In Virginia’s seven coalfield counties and one city, a total of 2,787 more people voted Tuesday than on Election Day in 2008. Overall, Romney gained 10,100 votes over the 2008 Republican total — a number that could have made a big difference if the Presidential race had been closer statewide.
Percentage-wise, Virginia’s coal region jumped from 61 percent Republican in the 2008 Presidential election to nearly 72 percent this year, with a similar trend reflected in some of the surrounding Southwest Virginia counties, which are tied to it economically.
The change was driven in part by a belief that Obama administration restrictions on air pollution and mining have drastically impacted the region’s economy, directly causing a downturn in the market for coal and leading to the layoff of thousands of workers.
By contrast, a Republican gain of less than one percentage point in the large, urbanized Northern Virginia county of Fairfax equaled a larger gain in terms of votes.

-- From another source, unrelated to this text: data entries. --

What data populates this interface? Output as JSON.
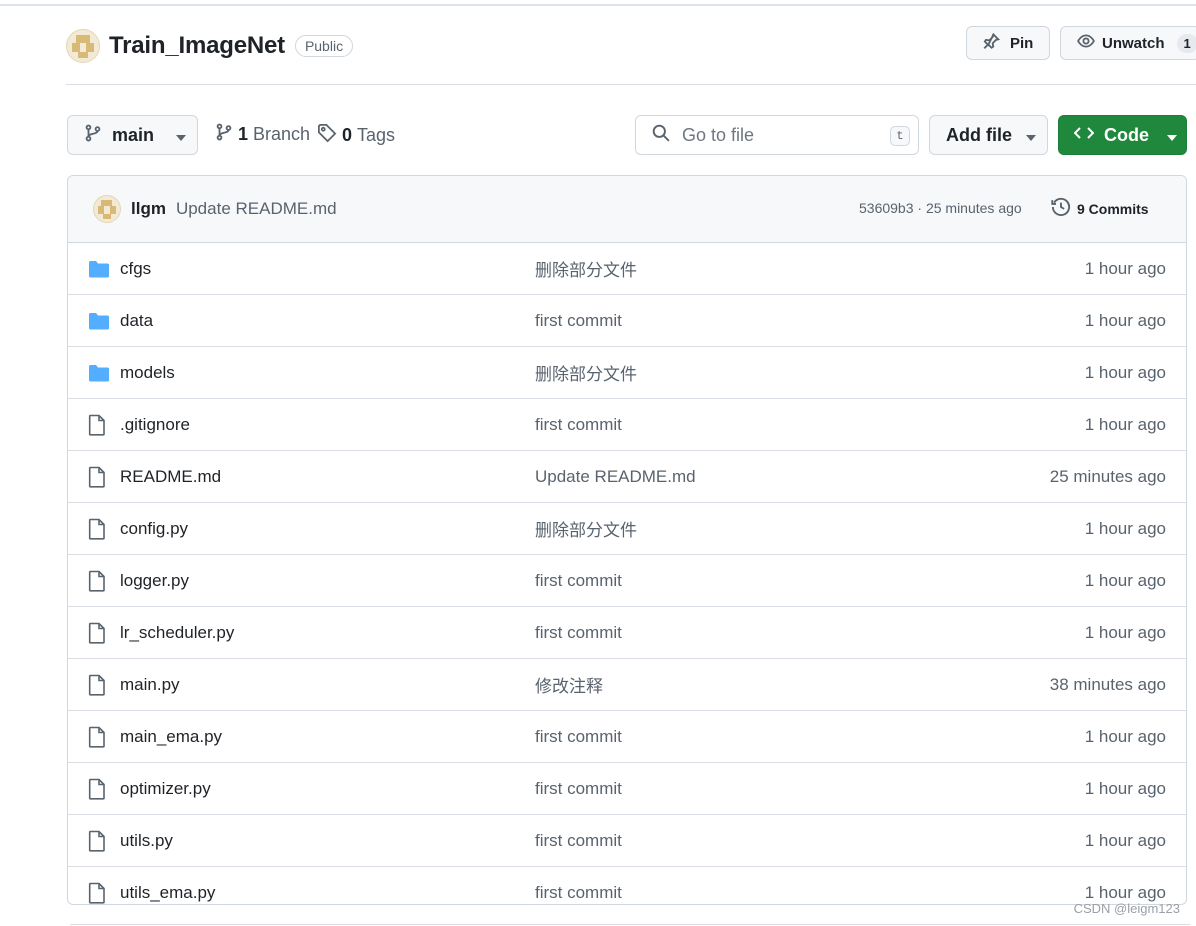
{
  "repo": {
    "name": "Train_ImageNet",
    "visibility": "Public"
  },
  "actions": {
    "pin_label": "Pin",
    "watch_label": "Unwatch",
    "watch_count": "1"
  },
  "toolbar": {
    "branch": "main",
    "branch_count": "1",
    "branch_label": "Branch",
    "tag_count": "0",
    "tag_label": "Tags",
    "search_placeholder": "Go to file",
    "search_shortcut": "t",
    "add_file_label": "Add file",
    "code_label": "Code"
  },
  "latest_commit": {
    "author": "llgm",
    "message": "Update README.md",
    "hash_time": "53609b3 · 25 minutes ago",
    "commits_label": "9 Commits"
  },
  "files": [
    {
      "type": "folder",
      "name": "cfgs",
      "message": "删除部分文件",
      "time": "1 hour ago"
    },
    {
      "type": "folder",
      "name": "data",
      "message": "first commit",
      "time": "1 hour ago"
    },
    {
      "type": "folder",
      "name": "models",
      "message": "删除部分文件",
      "time": "1 hour ago"
    },
    {
      "type": "file",
      "name": ".gitignore",
      "message": "first commit",
      "time": "1 hour ago"
    },
    {
      "type": "file",
      "name": "README.md",
      "message": "Update README.md",
      "time": "25 minutes ago"
    },
    {
      "type": "file",
      "name": "config.py",
      "message": "删除部分文件",
      "time": "1 hour ago"
    },
    {
      "type": "file",
      "name": "logger.py",
      "message": "first commit",
      "time": "1 hour ago"
    },
    {
      "type": "file",
      "name": "lr_scheduler.py",
      "message": "first commit",
      "time": "1 hour ago"
    },
    {
      "type": "file",
      "name": "main.py",
      "message": "修改注释",
      "time": "38 minutes ago"
    },
    {
      "type": "file",
      "name": "main_ema.py",
      "message": "first commit",
      "time": "1 hour ago"
    },
    {
      "type": "file",
      "name": "optimizer.py",
      "message": "first commit",
      "time": "1 hour ago"
    },
    {
      "type": "file",
      "name": "utils.py",
      "message": "first commit",
      "time": "1 hour ago"
    },
    {
      "type": "file",
      "name": "utils_ema.py",
      "message": "first commit",
      "time": "1 hour ago"
    }
  ],
  "watermark": "CSDN @leigm123",
  "colors": {
    "folder": "#54aeff",
    "code_button": "#1f883d",
    "file_icon": "#59636e"
  }
}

Based on the unofficial totals from the state board of elections, Fairfax County reported 29,636 fewer votes for the Republican candidate compared with 2008 and 56,409 fewer votes for Obama, for a net benefit to the Republican side of 26,773.
Still, Obama won Fairfax County by 82,592 votes — more than the total number of votes cast in Virginia’s coalfields.
In some ways, what happened in Virginia was similar to what happened all over the country Tuesday. Conservative voters may have been fired up about the perceived harm of Obama’s policies, but their anger wasn’t enough to defeat a larger Democratic trend.
In southwest Virginia, Republican Congressman Morgan Griffith, who unseated a revered longtime Democratic incumbent on coal issues in 2010, won re-election Tuesday over a new Democratic opponent by a margin of nearly two-to-one.
Griffith, who is to return to the U.S. House of Representatives for a second term, has spent his first as a member of the House’s vocal Republican majority.
The outcome of Virginia’s U.S. Senate race, meanwhile, helped the Democrats to retain control of the Senate as they have the White House. In a close race, former Democratic Gov. Tim Kaine defeated former Republican Gov. George Allen, keeping the seat in Democratic hands.
Really, not much changed on Tuesday: The nation, like Virginia, remains divided along regional, demographic and ideological lines.
While Obama’s supporters view the President’s agenda as a way forward, others — like those in coal country who turned out in significant numbers Tuesday to vote against him — have already started to talk about preparing for the worst.
And while the pundits speculate on whether the election outcome will mean continued political gridlock or a new opportunity for compromise, the people in coal country and elsewhere remain every bit as worried about the issue at hand: their economic future.